A first tranche of 3,725 megawatts offered for tender needs investment of about 120 billion rand ($16 billion), according to the National Treasury’s 2012 budget review. That’s about 32.2 million rand a megawatt, suggesting a figure for investment in the total program of as much as 570 billion rand.
South Africa, which generates more than 80 percent of its power from coal, is inviting bids by developers of wind, solar and hydropower plants as part of a capacity expansion program aimed at overcoming an electricity shortage that temporarily halted the world’s deepest gold and platinum mines in 2008.
Standard Bank, based in Johannesburg, is one of the largest lenders in the program so far, underwriting more than 8.2 billion rand, or 605 megawatts, of the 26 billion rand of a first portion of wind and solar projects.
“Pension funds are playing a role but they’ll need to play a bigger role,” Laskey said.
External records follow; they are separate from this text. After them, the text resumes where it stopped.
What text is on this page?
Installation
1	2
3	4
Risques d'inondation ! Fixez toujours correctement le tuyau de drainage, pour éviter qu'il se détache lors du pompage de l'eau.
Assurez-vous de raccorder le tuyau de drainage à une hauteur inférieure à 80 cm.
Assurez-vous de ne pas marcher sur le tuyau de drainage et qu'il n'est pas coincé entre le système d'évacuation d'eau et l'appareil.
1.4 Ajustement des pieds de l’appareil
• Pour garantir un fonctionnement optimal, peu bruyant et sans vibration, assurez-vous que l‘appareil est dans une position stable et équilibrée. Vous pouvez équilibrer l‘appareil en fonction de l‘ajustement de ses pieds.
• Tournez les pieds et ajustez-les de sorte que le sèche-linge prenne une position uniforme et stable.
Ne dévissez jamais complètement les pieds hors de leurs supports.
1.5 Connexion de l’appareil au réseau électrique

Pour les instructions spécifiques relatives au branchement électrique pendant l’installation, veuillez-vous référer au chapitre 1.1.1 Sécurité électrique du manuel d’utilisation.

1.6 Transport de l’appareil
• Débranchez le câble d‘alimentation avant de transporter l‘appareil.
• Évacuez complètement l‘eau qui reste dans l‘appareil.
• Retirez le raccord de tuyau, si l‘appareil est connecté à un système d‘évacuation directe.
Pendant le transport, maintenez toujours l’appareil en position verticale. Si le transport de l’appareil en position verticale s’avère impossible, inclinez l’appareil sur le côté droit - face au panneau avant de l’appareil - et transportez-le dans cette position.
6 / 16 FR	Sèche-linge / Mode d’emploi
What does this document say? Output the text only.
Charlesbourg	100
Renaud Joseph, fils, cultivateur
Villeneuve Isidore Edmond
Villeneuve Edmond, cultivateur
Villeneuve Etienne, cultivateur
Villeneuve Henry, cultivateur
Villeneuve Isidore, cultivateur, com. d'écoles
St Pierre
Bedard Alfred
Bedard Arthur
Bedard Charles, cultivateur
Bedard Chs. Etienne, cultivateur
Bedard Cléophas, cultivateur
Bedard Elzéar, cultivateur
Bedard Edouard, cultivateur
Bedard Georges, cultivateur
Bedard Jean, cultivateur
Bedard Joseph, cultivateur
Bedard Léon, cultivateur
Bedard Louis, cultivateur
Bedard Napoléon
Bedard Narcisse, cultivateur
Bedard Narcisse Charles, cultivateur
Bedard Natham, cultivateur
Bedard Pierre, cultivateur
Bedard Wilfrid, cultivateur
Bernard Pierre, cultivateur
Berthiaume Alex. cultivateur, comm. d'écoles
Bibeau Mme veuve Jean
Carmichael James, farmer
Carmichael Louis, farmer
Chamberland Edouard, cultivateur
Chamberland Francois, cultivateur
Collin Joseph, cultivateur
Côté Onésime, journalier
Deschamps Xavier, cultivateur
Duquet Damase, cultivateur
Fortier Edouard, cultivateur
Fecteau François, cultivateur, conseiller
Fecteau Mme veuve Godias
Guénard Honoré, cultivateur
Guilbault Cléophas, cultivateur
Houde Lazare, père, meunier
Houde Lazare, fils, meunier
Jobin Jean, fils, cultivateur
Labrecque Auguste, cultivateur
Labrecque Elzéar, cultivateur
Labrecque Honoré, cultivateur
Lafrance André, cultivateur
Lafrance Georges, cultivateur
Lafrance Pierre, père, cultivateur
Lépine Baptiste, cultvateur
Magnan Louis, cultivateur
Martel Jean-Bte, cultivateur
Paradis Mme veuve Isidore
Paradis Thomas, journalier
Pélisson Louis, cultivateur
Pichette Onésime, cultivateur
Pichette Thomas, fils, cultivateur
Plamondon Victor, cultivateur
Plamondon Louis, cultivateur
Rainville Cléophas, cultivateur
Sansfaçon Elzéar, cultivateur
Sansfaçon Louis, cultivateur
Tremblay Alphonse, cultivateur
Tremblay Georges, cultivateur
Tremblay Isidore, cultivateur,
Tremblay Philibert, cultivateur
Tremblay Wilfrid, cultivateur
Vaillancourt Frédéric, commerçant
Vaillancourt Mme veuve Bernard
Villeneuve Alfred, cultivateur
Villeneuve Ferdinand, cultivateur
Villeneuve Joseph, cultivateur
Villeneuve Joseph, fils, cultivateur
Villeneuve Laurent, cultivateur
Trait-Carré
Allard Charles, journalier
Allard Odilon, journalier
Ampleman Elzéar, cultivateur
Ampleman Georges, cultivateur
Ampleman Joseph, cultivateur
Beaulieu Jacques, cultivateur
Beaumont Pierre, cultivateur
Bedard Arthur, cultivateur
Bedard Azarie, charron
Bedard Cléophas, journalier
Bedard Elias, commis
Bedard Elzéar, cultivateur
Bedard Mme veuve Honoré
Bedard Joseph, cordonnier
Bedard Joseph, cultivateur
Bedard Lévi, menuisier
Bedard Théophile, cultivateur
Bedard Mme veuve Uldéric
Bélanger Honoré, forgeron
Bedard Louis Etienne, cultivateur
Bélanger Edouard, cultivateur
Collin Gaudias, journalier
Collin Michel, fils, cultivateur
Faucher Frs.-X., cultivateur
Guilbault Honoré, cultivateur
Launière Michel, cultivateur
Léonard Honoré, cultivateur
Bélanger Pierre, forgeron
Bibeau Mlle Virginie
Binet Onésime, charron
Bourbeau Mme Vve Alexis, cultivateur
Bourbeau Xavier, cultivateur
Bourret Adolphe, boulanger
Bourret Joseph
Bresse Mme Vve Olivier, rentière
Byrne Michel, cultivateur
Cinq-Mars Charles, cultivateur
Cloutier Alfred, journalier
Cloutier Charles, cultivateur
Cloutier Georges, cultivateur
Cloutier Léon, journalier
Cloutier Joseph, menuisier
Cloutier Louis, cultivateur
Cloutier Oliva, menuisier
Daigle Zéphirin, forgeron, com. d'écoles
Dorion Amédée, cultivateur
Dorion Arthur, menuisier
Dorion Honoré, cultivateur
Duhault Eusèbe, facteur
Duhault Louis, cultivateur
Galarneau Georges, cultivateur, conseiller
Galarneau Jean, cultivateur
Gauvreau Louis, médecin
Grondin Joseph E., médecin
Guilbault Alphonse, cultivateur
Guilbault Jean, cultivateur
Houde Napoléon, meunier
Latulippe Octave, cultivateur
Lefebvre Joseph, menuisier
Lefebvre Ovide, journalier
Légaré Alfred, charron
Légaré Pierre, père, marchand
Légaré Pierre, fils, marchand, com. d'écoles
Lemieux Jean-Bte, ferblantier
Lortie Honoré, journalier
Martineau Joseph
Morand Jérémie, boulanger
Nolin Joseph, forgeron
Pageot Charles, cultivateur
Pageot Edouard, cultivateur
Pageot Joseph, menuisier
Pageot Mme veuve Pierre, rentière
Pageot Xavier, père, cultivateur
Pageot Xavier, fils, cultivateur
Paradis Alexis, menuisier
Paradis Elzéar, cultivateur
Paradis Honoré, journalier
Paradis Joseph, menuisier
Banks’ ability to offer long-term financing is curbed by international regulations, he said.
Banks are suited to providing funds for renewable-energy projects for as much as about five years, while pension funds are better placed to offer money in the longer term, he said.
Power producers will be paid by the government, removing some risk in funding projects, while investors such as pension funds will gain a “diversification benefit,” he said.
While the government seeks to use rand funding, typically costlier foreign-currency financing may be needed should local banks and pension funds fail to meet its needs, Laskey said.